Immediately prior to the Effective Time, each outstanding restricted stock unit with respect to Class A Shares (a Company RSU
Award) that had vested in accordance its terms was cancelled in exchange for the right to receive an amount in cash equal to the product obtained by multiplying (a) the aggregate number of Class A Shares subject to such Company
RSU Award by (b) the Merger Consideration, without interest and less required tax withholdings. At the Effective Time, each Company RSU Award that had not vested in accordance with its terms was canceled for no consideration and cease to exist.
Immediately after the Effective Time, (a) all outstanding Company Convertible Notes, were converted into shares of Parent Series A Preferred Stock
and cancelled and all of Companys obligations under or with respect to the Company Convertible Notes were fully satisfied and discharged; and (b) all outstanding warrants to purchase Class A common stock, dated August 4, 2023,
and common stock purchase warrants, dated November 6, 2023, November 13, 2023, November 21, 2023, January 19, 2024, March 6, 2024, March 7, 2024, March 15, 2024, May 13, 2024, June 28, 2024 and
July 3, 2024, in each case, issued by the Company in favor of the respective holders thereof, were exchanged for warrants to purchase Parent Series A Preferred Stock.

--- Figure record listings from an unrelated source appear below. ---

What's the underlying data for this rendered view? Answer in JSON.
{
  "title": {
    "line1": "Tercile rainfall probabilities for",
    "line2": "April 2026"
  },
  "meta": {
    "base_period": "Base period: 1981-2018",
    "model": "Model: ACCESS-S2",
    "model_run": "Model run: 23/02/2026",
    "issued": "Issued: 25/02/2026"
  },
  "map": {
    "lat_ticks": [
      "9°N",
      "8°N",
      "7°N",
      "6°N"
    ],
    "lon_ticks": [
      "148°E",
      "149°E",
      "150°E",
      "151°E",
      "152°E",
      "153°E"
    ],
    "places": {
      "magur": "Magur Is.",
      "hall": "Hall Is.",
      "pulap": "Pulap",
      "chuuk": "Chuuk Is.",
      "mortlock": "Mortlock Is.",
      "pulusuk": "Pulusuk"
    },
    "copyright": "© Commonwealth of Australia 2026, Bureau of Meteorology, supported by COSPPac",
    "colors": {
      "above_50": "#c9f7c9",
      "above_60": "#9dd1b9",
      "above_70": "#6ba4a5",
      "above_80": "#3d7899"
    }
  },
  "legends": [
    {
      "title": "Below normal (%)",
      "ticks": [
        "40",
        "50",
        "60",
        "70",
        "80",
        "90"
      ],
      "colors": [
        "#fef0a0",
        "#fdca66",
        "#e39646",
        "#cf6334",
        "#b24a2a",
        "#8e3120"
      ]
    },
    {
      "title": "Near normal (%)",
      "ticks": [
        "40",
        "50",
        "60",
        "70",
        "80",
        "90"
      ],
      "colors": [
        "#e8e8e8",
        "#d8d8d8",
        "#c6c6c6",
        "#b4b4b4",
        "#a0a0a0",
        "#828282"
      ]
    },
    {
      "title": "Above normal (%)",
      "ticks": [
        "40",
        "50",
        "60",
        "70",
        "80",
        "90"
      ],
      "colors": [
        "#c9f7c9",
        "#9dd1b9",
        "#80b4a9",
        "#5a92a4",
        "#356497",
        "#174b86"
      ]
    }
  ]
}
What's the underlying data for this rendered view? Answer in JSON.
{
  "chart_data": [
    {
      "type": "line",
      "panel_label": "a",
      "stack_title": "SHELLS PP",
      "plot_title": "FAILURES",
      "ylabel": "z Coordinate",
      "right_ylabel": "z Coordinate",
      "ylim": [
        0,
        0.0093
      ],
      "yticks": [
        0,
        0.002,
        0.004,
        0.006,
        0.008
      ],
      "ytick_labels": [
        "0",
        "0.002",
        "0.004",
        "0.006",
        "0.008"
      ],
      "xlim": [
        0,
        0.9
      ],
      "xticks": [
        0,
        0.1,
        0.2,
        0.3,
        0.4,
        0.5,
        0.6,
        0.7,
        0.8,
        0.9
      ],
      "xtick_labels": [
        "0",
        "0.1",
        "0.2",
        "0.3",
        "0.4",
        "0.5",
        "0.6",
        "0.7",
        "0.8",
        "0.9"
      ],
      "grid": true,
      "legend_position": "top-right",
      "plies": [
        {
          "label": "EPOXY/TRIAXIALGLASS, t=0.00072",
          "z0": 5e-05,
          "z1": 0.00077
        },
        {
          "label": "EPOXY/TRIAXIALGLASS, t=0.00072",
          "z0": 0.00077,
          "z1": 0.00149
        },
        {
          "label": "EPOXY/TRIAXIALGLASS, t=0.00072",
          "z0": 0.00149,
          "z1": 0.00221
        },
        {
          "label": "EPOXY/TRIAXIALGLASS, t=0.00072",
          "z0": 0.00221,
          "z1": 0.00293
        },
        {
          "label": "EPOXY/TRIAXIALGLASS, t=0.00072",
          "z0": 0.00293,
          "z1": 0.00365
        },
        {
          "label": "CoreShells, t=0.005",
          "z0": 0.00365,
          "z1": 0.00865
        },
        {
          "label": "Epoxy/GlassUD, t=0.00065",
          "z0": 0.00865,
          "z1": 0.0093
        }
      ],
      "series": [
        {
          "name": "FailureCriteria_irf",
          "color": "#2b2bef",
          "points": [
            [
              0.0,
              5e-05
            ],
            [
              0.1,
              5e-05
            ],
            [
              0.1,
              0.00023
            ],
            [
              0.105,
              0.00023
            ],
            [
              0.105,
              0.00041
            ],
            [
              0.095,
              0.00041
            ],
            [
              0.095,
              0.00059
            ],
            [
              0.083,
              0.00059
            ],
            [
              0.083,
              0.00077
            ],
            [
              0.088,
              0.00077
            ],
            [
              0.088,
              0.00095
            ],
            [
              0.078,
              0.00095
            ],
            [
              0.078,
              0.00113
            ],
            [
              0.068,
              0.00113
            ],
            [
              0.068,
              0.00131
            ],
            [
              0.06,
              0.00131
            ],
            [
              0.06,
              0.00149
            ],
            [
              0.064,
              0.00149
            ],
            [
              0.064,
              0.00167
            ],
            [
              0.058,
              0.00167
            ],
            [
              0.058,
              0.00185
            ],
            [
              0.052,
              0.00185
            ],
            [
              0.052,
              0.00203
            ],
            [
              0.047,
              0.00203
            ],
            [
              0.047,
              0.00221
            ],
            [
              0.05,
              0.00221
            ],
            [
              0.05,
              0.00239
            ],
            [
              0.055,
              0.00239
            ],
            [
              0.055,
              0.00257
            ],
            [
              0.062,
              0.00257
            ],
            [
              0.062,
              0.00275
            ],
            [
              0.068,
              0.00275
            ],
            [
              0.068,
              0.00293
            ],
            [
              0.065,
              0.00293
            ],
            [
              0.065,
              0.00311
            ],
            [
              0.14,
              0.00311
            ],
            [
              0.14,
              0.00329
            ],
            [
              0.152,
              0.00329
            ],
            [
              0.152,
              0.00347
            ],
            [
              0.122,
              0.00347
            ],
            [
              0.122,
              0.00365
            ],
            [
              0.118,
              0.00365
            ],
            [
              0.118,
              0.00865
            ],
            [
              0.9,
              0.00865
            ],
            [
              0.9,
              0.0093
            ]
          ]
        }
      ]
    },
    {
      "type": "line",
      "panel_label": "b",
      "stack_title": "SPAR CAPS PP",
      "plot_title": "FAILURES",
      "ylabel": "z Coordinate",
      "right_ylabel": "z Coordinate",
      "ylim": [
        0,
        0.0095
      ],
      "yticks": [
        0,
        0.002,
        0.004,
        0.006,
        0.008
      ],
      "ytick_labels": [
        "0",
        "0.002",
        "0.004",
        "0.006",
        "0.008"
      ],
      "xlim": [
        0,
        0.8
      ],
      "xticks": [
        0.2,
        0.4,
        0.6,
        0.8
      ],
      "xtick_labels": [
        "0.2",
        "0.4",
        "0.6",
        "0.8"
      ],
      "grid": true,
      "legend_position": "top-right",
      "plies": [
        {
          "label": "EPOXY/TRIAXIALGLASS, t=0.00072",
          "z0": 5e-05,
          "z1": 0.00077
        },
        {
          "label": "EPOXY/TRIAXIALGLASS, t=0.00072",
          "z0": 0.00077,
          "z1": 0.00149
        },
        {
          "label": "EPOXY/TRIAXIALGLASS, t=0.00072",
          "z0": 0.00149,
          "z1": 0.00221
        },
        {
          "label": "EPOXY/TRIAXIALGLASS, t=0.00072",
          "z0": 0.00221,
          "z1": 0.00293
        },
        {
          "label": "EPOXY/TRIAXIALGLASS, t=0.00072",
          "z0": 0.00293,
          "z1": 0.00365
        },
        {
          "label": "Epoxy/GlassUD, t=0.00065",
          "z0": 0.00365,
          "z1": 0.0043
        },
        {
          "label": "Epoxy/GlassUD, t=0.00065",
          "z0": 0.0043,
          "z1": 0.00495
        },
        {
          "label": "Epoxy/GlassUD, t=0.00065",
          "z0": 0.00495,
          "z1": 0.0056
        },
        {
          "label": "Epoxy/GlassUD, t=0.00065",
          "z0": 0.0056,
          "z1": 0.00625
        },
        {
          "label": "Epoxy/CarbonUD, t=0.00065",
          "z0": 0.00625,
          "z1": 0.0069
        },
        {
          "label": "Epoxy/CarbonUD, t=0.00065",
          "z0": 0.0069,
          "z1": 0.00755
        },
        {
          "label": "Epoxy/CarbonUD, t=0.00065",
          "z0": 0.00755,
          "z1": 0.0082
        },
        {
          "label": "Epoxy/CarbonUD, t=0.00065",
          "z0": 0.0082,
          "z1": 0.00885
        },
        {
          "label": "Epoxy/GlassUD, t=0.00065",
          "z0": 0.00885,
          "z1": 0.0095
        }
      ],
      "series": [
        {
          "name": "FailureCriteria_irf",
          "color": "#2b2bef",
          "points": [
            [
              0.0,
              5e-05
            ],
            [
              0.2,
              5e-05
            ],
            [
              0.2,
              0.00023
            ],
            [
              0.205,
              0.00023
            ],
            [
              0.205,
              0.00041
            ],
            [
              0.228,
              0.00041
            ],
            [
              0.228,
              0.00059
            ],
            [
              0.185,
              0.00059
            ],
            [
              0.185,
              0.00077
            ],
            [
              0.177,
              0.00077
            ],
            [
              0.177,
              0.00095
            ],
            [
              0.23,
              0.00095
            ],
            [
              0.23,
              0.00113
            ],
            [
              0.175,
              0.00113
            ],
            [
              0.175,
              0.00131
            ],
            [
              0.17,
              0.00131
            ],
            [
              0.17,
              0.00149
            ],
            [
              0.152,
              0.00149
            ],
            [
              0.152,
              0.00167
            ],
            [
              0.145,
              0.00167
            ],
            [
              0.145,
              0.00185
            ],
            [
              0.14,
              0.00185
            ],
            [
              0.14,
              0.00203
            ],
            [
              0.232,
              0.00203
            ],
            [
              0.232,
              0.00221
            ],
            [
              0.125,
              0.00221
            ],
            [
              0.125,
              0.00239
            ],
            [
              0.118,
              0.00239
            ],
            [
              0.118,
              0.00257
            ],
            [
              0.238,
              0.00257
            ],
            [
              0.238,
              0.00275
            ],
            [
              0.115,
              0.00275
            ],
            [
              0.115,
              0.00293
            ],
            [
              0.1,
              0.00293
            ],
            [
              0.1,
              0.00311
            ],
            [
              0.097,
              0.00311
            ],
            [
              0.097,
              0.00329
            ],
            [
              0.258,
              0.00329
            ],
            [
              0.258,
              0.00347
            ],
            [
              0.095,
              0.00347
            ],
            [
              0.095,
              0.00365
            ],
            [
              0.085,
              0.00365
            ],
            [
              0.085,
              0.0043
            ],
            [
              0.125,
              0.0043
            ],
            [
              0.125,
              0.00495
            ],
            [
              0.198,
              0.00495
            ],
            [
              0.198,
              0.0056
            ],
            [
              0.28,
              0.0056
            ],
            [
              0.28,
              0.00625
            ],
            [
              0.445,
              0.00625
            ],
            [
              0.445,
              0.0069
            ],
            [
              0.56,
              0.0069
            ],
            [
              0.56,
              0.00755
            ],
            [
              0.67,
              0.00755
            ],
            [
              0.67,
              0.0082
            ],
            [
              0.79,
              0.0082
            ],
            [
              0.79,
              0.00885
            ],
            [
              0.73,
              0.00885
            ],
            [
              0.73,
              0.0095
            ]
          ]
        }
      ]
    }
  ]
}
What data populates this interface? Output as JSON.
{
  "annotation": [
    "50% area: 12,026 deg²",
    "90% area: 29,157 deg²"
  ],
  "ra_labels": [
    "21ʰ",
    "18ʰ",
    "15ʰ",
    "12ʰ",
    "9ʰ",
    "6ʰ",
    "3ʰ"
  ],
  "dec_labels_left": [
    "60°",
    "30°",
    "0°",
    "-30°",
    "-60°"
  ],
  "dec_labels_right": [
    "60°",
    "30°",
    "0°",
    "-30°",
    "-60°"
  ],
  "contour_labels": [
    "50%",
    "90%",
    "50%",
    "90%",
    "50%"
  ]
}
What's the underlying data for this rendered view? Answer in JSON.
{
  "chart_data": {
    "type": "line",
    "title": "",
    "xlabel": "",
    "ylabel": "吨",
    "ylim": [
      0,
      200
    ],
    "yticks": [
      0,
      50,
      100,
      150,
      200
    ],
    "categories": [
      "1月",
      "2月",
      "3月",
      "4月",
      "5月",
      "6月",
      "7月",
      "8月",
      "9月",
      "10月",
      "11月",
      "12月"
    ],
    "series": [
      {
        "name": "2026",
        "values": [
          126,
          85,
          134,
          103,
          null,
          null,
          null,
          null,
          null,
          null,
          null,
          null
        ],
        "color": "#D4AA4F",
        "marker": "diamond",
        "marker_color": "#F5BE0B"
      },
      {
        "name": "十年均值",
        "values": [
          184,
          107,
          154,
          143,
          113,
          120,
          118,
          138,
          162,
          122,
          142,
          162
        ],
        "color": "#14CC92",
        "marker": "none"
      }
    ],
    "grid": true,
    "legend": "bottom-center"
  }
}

Prior to the opening of trading on July 18, 2024, the Company notified the Nasdaq Capital Market (Nasdaq) that the Merger had been
completed and that the Certificate of Merger had been filed, and requested that Nasdaq suspend trading of the Class A Shares on Nasdaq prior to the opening of trading on July 18, 2024. The Company also requested that Nasdaq file with the
SEC a notification of removal from listing and registration on Form 25 to effect the delisting of all Class A Shares from Nasdaq and deregistration of such Class A Shares under Section 12(b) of the Securities Exchange Act of 1934, as
amended (the Exchange Act). In addition, the Company will file a certification on Form 15 with the SEC requesting the termination of registration of all shares of Common Stock under Section 12(g) of the Exchange Act
and the suspension of the Companys reporting obligations under Section 13 of the Exchange Act with respect to all Class A Shares.
On
July 18, 2024, the Company issued a press release announcing the closing of the Merger. The press release is attached as Exhibit 99.1 to the Form 8-K, and is incorporated by reference herein as Exhibit (a)(3).